L'ORDRE DU JOUR ET LA DISPARITION DE JOSEF MENGELE

Cette semaine, l’émission de l’AMEJDAM, Au Nom des Enfants, a été consacrée à deux prix littéraires qui sont en quelque sorte des « marqueurs » d’Histoire.


L’ordre du jour, Actes Sud, 2017





Le prix Goncourt a été attribué à Eric Vuillard pour L’ordre du jour, publié chez Actes Sud. C’est un court récit de 165 pages. Ce n’est pas un roman, c’est un récit habillé comme un roman.

Deux moments clefs ponctuent ce récit. Tout d’abord la réunion de 24 patrons allemands le 20 février 1933 où, reçus par Göring et Hitler, ils sont fortement encouragés à financer la campagne du parti nazi aux élections législatives. On connaît la suite, Hitler deviendra Chancelier.

Le texte d’Éric Vuillard décrit la scène en ouverture du récit – les mots sont autant d’instantanés photographiques :

Ils étaient vingt-quatre, près des arbres morts de la rive, vingt-quatre pardessus noirs, marron ou cognac, vingt-quatre costumes trois pièces, et le même nombre de pantalons à pinces avec un large ourlet. Les ombres pénétrèrent le grand vestibule du palais du président de l’Assemblée ; mais bientôt, il n’y aura plus d’Assemblée, il n’y aura plus de président, et, dans quelques années, il n’y aura même plus de Parlement, seulement un amas de décombres fumants.
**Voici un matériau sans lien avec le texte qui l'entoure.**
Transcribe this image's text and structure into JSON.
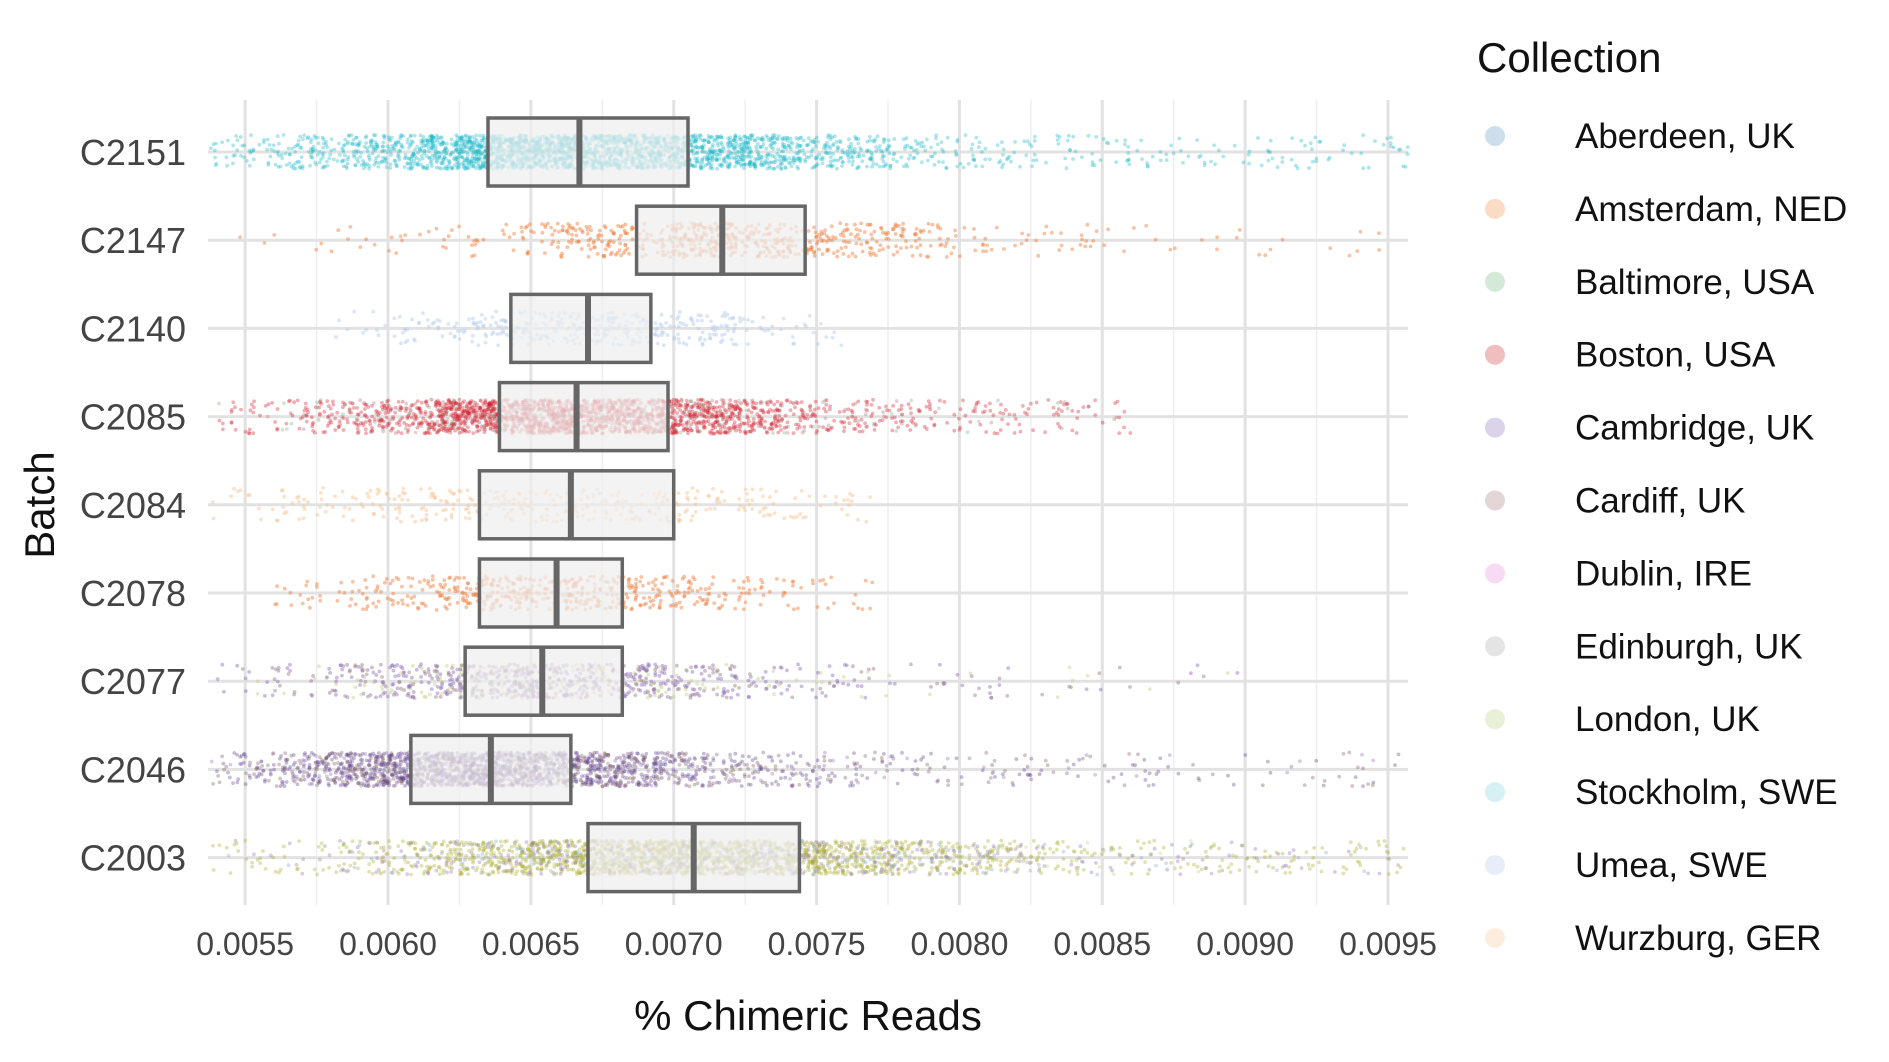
{
  "chart_data": {
    "type": "jittered strip plot with boxplots",
    "title": "",
    "xlabel": "% Chimeric Reads",
    "ylabel": "Batch",
    "xlim": [
      0.00537,
      0.00957
    ],
    "x_ticks": [
      "0.0055",
      "0.0060",
      "0.0065",
      "0.0070",
      "0.0075",
      "0.0080",
      "0.0085",
      "0.0090",
      "0.0095"
    ],
    "x_tick_values": [
      0.0055,
      0.006,
      0.0065,
      0.007,
      0.0075,
      0.008,
      0.0085,
      0.009,
      0.0095
    ],
    "grid": true,
    "legend": {
      "title": "Collection",
      "placement": "right",
      "entries": [
        {
          "label": "Aberdeen, UK",
          "color": "#7fa7cc"
        },
        {
          "label": "Amsterdam, NED",
          "color": "#f5a16a"
        },
        {
          "label": "Baltimore, USA",
          "color": "#8dc496"
        },
        {
          "label": "Boston, USA",
          "color": "#d9535a"
        },
        {
          "label": "Cambridge, UK",
          "color": "#a08cc8"
        },
        {
          "label": "Cardiff, UK",
          "color": "#b89494"
        },
        {
          "label": "Dublin, IRE",
          "color": "#ee9ee6"
        },
        {
          "label": "Edinburgh, UK",
          "color": "#b9b9b9"
        },
        {
          "label": "London, UK",
          "color": "#c8d890"
        },
        {
          "label": "Stockholm, SWE",
          "color": "#92d8e2"
        },
        {
          "label": "Umea, SWE",
          "color": "#c0d2f0"
        },
        {
          "label": "Wurzburg, GER",
          "color": "#fad0aa"
        }
      ]
    },
    "batches": [
      {
        "name": "C2151",
        "q1": 0.00635,
        "median": 0.00667,
        "q3": 0.00705,
        "n": 2600,
        "spread_lo": 0.00537,
        "spread_hi": 0.00957,
        "density": "high",
        "mix": [
          {
            "color": "#1ab8c9",
            "w": 1
          }
        ]
      },
      {
        "name": "C2147",
        "q1": 0.00687,
        "median": 0.00717,
        "q3": 0.00746,
        "n": 650,
        "spread_lo": 0.00545,
        "spread_hi": 0.0095,
        "density": "medium",
        "mix": [
          {
            "color": "#f07a35",
            "w": 1
          }
        ]
      },
      {
        "name": "C2140",
        "q1": 0.00643,
        "median": 0.0067,
        "q3": 0.00692,
        "n": 380,
        "spread_lo": 0.0058,
        "spread_hi": 0.0076,
        "density": "low",
        "mix": [
          {
            "color": "#b8cdee",
            "w": 1
          }
        ]
      },
      {
        "name": "C2085",
        "q1": 0.00639,
        "median": 0.00666,
        "q3": 0.00698,
        "n": 2300,
        "spread_lo": 0.00537,
        "spread_hi": 0.0086,
        "density": "high",
        "mix": [
          {
            "color": "#d01a28",
            "w": 0.82
          },
          {
            "color": "#7fb089",
            "w": 0.06
          },
          {
            "color": "#b07878",
            "w": 0.12
          }
        ]
      },
      {
        "name": "C2084",
        "q1": 0.00632,
        "median": 0.00664,
        "q3": 0.007,
        "n": 380,
        "spread_lo": 0.00537,
        "spread_hi": 0.0077,
        "density": "low",
        "mix": [
          {
            "color": "#f8c598",
            "w": 1
          }
        ]
      },
      {
        "name": "C2078",
        "q1": 0.00632,
        "median": 0.00659,
        "q3": 0.00682,
        "n": 520,
        "spread_lo": 0.0056,
        "spread_hi": 0.0077,
        "density": "medium",
        "mix": [
          {
            "color": "#f07a35",
            "w": 1
          }
        ]
      },
      {
        "name": "C2077",
        "q1": 0.00627,
        "median": 0.00654,
        "q3": 0.00682,
        "n": 900,
        "spread_lo": 0.0054,
        "spread_hi": 0.009,
        "density": "medium",
        "mix": [
          {
            "color": "#8e6ab8",
            "w": 0.55
          },
          {
            "color": "#9a7a7a",
            "w": 0.25
          },
          {
            "color": "#c7d18a",
            "w": 0.2
          }
        ]
      },
      {
        "name": "C2046",
        "q1": 0.00608,
        "median": 0.00636,
        "q3": 0.00664,
        "n": 2200,
        "spread_lo": 0.00537,
        "spread_hi": 0.00957,
        "density": "high",
        "mix": [
          {
            "color": "#5c3d8c",
            "w": 0.55
          },
          {
            "color": "#7a5a5a",
            "w": 0.3
          },
          {
            "color": "#8e6ab8",
            "w": 0.15
          }
        ]
      },
      {
        "name": "C2003",
        "q1": 0.0067,
        "median": 0.00707,
        "q3": 0.00744,
        "n": 2600,
        "spread_lo": 0.00537,
        "spread_hi": 0.00957,
        "density": "high",
        "mix": [
          {
            "color": "#a8ad28",
            "w": 0.65
          },
          {
            "color": "#8e6ab8",
            "w": 0.12
          },
          {
            "color": "#9a7a7a",
            "w": 0.1
          },
          {
            "color": "#7fa7cc",
            "w": 0.08
          },
          {
            "color": "#c7d18a",
            "w": 0.05
          }
        ]
      }
    ]
  }
}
Le deuxième moment décisif, c’est l’Anschluss, l’annexion de l’Autriche par l’Allemagne d’Hitler le 12 février 1938. Eric Vuillard tricote l’histoire et révèle des épisodes où le tragique est proche du burlesque. On songe à Chaplin qui avait bien compris ce dont était fait le nazisme dans Le Dictateur. On reste confondu devant la pagaille qui régna lorsque les troupes allemandes envahirent l’Autriche, on est effaré devant la grossièreté délibérée d’un Ribbentrop lorsque, invité par Neville Chamberlain, premier ministre de Grande-Bretagne, il s’attarde afin que la nouvelle de l’Anschuss soit différée le plus longtemps possible. C’est shakespearien – les bouffons s’agitent et le massacre se prépare.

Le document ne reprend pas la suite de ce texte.